Since his lecture, though, I've had a couple of really interesting exchanges about what was wrong with the talk. Our shared frustration leads us to talk about his content, and I end up sharing a lot of my opinions about consumption, waste, and my art's engagement with these issues. This result is exciting.
This artist talk crystallized some thoughts I’ve been having about art as education. I understand art as basically a teaching tool, a way by which individuals learn about the world by making things, and a way in which any number of skill sets can be synthesized to creative ends. I have designed my art work this year to teach me about consumption patterns and my complicity in them, because this is something I want to know with the intimacy that art makes me understand things. Talking about my work is the main opportunity I have to share this learning, and so it makes sense to think of it as an act of teaching. I try think I am being a good teacher by letting people have their own experience of my work and by offering up a lot of information about my thinking when asked. By pissing us all off, the artist inspired us all to dwell on his talk a lot more than we would have if he were pleasant, and so maybe his artists talk was effective, even though I left hating him.

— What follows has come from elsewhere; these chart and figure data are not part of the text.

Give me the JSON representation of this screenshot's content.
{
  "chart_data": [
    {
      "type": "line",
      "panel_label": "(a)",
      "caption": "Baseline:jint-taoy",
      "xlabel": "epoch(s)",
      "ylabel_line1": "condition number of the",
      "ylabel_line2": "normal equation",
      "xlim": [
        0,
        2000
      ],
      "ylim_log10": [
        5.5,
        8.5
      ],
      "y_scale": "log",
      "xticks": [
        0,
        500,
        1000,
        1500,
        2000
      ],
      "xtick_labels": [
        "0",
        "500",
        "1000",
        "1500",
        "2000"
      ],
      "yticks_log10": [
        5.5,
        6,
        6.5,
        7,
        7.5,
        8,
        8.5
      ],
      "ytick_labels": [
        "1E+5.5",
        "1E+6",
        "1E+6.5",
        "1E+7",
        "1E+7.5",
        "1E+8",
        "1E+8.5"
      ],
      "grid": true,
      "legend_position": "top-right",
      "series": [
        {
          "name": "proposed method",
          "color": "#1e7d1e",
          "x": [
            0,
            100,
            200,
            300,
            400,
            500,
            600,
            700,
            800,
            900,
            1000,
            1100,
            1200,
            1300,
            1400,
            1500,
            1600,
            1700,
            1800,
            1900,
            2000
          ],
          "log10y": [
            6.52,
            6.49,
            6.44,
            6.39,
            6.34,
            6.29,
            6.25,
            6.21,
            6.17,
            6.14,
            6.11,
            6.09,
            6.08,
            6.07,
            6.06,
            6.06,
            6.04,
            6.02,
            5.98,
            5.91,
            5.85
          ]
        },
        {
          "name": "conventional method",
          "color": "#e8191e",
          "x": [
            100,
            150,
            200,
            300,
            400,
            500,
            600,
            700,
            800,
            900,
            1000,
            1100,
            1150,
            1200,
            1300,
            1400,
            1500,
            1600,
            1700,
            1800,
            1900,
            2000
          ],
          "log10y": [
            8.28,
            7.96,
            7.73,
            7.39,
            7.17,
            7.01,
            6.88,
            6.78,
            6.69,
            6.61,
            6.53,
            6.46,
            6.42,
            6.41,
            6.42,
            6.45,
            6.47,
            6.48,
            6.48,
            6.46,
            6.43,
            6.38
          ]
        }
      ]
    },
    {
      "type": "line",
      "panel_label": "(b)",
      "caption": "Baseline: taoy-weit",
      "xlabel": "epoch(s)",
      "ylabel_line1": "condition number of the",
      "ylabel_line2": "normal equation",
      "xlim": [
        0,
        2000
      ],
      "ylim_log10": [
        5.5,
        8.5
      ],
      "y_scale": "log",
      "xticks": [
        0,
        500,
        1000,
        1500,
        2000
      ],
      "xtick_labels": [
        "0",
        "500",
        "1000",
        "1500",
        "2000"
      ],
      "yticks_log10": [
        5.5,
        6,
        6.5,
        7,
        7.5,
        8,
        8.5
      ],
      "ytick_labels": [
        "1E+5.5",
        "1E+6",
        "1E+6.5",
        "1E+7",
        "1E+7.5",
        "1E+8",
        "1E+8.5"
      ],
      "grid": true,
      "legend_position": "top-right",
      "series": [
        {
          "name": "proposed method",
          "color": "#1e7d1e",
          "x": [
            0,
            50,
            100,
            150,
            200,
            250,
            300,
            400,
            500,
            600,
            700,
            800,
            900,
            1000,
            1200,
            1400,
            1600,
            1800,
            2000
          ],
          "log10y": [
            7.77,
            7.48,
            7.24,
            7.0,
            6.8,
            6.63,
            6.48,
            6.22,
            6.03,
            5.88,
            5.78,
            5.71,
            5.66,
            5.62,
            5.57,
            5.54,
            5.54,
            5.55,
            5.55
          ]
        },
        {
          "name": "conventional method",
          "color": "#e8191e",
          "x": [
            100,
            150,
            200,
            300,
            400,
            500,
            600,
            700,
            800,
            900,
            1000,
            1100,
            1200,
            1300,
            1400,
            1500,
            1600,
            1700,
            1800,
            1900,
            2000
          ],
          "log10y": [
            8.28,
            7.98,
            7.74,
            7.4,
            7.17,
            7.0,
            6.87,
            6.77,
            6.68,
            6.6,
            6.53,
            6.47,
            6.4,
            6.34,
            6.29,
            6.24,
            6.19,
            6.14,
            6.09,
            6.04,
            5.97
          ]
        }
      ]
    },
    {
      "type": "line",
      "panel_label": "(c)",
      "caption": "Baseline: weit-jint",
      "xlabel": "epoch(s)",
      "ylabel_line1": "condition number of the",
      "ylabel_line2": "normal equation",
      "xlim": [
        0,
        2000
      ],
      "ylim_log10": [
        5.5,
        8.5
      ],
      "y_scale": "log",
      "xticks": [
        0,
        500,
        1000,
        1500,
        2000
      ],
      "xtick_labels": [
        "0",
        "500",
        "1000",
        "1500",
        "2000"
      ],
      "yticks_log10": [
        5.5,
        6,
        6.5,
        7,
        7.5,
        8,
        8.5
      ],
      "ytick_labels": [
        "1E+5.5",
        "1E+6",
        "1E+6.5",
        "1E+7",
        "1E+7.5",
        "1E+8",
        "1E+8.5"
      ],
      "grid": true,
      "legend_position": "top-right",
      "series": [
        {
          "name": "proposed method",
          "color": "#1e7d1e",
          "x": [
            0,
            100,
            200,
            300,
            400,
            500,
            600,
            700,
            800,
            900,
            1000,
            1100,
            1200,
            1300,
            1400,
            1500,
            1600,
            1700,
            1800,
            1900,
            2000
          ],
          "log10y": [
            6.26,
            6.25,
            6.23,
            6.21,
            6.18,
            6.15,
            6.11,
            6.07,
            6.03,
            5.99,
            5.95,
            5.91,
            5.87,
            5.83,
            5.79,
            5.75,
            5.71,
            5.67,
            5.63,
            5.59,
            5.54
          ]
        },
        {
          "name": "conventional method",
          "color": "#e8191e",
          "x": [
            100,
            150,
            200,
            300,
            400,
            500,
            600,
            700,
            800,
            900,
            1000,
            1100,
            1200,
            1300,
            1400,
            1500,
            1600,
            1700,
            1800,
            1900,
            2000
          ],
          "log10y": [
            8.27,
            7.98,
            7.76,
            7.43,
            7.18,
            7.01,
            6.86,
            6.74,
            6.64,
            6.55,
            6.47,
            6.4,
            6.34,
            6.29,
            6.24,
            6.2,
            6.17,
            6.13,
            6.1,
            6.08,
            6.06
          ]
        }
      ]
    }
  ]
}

Mostly, I think of confrontational teaching as counterproductive and fundamentally bad, but some of the anti-racist workshops I've attended in the past few years have made me rethink this. These workshops ask me to confront the ways in which I unjustly benefit from being a white person in America. I leave feeling terrible. I respect the facilitator a whole lot but am definitely scared of him, because his work calls me on all my bullshit.. It would be wrong for me to leave happily motivated, though, because the delusional over-empowerment of liberal white folks like me is part of the problem. Thus it is honest for the leader of an anti-racist workshop to make me leave feeling powerless, guilty, confused. The aggressive pedagogy evokes an appropriately difficult emotional response.
I think ecological self-reflection should also make people feel bad, because it is a just sadness (In fact sometimes I feel kind of weird about the fact that I am making art about ecological crisis, because I derive so much joy from the process of making, and so am kind of deriving joy from crisis?) However, I don't think anyone talking about ecology, especially not in an arts context, has the right to preach, because what human can claim the moral high ground? We are all suffering from and contributing to planet trash soup. I am trying to find a way to talk about my art work and life choices non-judgmentally, non-condescendingly as a way to compassionately increase other’s thinking about ecological crisis. I think I'm getting good and gauging the appropriate tone, but it’s definitely been a struggle for me. This visiting artist did not do this. Instead, he set himself up as outside of his work and the problems it deals with, provoking an oppositional response that called for conversation, much more so than my work does. I sometimes think that my work must be the only way to approach my subject matter, but of course its not, and of course I am not doing it perfectly, either. I am one attempt.